More than 1,400 people have also now signed a petition set up in March calling on the European Commission and the Research Executive Agency that administers EU grants to improve on the offers that have been set out for MSCA fellows dealing with disruption.
These fellows have been advised to work remotely where possible, with their expenses eligible for reimbursement, and postpone work that requires their physical presence, with flexibility being offered around deadlines and project objectives.
Where this is not possible, one option is a temporary suspension of the MSCA grant and its accompanying salary, which is only allowed if the researcher agrees and if their contract is extended to allow them to finish their work.
Another option is switching to a 50 per cent work pattern, with a corresponding reduction in salary. In addition, the host institution can use unspent institutional costs from the project to fund salaries during a suspension.
But researchers and the Marie Curie Alumni Association have objected that these options are insufficient for many MSCA fellows.
They say many fellows cannot work remotely due to the nature of their project or the need to look after children, and that a temporary salary suspension is not possible for many researchers with financial obligations and can lead to loss of social benefits. Similarly, they say that switching to a half salary is simply not an option for many, and that institutional funding is often not available.
Marín told Research Professional News that the measures do not go far enough.
“The EU is announcing extra funding for a lot of things while we’re getting left behind,” he said. “They say science is the thing that will get us out of this situation, but researchers are being hung out to dry.”
He said he was lucky that his supervisor and institution had supported him in speaking out about the situation and not asked him to accept a suspension, but that he knew of many MSCA fellows who had been pressured to suspend their work.
Marín, who holds Mexican citizenship, said that in his case suspending his research would have meant having his EU researcher visa revoked, which would have left him with three months to voluntarily leave his host country, Austria. But even for researchers with EU citizenship, the financial burden of putting work on pause may prove insurmountable.
“Many of us have just relocated to a new country, and before working one year in many countries you don’t have access to unemployment benefits,” said Marín, adding that many researchers he has spoken with, who agreed to suspend their contracts, did so thinking disruptions to their work would last just a month.

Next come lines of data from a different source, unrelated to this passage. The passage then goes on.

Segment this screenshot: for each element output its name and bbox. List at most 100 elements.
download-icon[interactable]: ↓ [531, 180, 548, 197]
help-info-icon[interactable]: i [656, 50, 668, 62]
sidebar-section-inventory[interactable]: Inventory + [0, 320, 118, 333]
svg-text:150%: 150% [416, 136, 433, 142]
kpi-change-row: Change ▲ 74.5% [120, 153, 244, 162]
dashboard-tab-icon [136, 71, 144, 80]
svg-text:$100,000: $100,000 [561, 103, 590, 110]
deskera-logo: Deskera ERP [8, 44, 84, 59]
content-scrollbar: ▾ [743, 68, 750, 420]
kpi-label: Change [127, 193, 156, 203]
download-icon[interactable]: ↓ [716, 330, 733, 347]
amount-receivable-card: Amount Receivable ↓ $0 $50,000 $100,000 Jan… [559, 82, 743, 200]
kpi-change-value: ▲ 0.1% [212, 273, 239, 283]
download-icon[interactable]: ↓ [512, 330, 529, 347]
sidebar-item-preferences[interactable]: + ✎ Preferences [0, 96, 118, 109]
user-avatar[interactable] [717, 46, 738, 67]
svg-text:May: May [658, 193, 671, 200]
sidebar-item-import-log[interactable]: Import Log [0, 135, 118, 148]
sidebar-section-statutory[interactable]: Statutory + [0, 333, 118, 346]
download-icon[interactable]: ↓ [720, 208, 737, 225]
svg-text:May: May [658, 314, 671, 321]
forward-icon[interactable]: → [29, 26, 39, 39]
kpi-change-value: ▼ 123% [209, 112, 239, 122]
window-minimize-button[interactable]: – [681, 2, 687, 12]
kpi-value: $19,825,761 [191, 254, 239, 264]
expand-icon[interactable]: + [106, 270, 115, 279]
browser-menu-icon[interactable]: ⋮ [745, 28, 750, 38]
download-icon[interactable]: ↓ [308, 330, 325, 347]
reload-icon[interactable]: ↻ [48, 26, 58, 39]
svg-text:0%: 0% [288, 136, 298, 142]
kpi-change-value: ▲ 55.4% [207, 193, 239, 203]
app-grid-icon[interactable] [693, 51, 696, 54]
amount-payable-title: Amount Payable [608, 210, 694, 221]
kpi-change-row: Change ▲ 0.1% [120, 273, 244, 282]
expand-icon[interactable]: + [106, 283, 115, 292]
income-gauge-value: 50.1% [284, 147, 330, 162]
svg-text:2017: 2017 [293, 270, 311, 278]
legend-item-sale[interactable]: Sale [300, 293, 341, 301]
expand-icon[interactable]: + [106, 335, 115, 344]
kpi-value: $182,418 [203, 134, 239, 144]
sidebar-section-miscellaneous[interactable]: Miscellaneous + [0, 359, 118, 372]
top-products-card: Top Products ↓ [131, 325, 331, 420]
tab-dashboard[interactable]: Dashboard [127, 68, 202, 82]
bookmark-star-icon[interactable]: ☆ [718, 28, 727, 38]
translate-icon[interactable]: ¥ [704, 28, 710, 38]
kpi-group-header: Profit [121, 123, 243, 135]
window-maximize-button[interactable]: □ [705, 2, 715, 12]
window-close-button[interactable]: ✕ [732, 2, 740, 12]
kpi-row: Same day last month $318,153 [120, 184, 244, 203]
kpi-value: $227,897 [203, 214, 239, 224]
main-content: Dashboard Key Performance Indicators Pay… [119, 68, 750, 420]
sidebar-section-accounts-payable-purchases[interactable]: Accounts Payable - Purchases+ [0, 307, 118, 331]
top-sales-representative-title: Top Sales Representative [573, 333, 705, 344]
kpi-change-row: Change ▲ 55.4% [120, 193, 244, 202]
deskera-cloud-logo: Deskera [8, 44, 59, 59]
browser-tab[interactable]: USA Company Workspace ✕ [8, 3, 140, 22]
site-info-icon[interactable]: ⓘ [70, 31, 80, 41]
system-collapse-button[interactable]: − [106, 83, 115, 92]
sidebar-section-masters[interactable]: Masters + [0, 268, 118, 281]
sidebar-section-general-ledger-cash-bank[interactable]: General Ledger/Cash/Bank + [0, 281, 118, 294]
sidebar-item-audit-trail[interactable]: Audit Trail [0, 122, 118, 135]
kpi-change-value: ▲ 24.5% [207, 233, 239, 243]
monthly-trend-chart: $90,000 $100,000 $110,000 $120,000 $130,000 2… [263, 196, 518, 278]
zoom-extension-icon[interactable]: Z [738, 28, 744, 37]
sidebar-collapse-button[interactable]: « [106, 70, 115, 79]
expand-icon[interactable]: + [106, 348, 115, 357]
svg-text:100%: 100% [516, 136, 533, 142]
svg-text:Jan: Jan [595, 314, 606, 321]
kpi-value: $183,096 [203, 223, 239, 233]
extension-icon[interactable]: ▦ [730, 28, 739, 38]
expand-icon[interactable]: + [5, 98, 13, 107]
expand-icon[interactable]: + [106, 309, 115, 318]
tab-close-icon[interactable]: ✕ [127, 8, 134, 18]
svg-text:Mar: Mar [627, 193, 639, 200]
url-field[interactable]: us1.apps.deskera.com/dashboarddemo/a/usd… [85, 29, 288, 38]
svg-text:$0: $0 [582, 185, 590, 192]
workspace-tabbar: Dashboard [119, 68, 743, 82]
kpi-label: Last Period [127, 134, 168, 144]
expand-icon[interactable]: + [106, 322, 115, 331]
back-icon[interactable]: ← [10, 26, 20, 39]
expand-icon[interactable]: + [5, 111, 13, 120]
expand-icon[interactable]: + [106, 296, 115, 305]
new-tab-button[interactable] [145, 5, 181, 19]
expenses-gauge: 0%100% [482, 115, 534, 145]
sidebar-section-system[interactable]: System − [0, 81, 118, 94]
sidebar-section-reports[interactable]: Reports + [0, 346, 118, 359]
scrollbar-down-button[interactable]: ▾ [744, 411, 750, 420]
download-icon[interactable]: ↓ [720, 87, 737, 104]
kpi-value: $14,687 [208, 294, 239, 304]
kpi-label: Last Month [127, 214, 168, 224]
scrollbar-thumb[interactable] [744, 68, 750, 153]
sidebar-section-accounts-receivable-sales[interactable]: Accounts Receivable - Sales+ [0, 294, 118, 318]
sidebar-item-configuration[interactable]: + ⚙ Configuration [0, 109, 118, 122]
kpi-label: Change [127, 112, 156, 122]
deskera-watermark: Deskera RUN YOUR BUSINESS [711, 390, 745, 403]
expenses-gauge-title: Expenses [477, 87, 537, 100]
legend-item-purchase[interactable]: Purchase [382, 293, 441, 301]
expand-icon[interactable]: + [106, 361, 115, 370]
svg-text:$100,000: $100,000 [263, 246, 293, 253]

Others are now rallying to the researchers’ cause. On 29 May, the League of European Research Universities listed some “points of major concern” regarding the Commission’s otherwise “very much welcome” response to Covid-19 – one of which was the lack of funded extensions to disrupted projects.
“We strongly advocate the Commission allow cost extensions in specific circumstances, and especially where no other alternatives exist despite all efforts,” Leru said, listing examples, such as when institutions are closed for an extended period of time.
“Particular attention should be paid to Marie Skłodowska Curie Actions, especially Individual Fellowships,” it added. “If a fellow is unable to work due to the Covid-19 measures and they have also received an extension equal to the amount of time they are unable to work, the additional salary cost for the period of the extension should be covered.”
Leru said it was aware that finding additional funding to cover these cost extensions within the EU’s Horizon 2020 R&D programme “is not straightforward”, but nevertheless said: “We strongly call on the EU to make such additional funding available within the wider framework of its Covid-19 support.”
The Commission provided information on its response but declined to comment.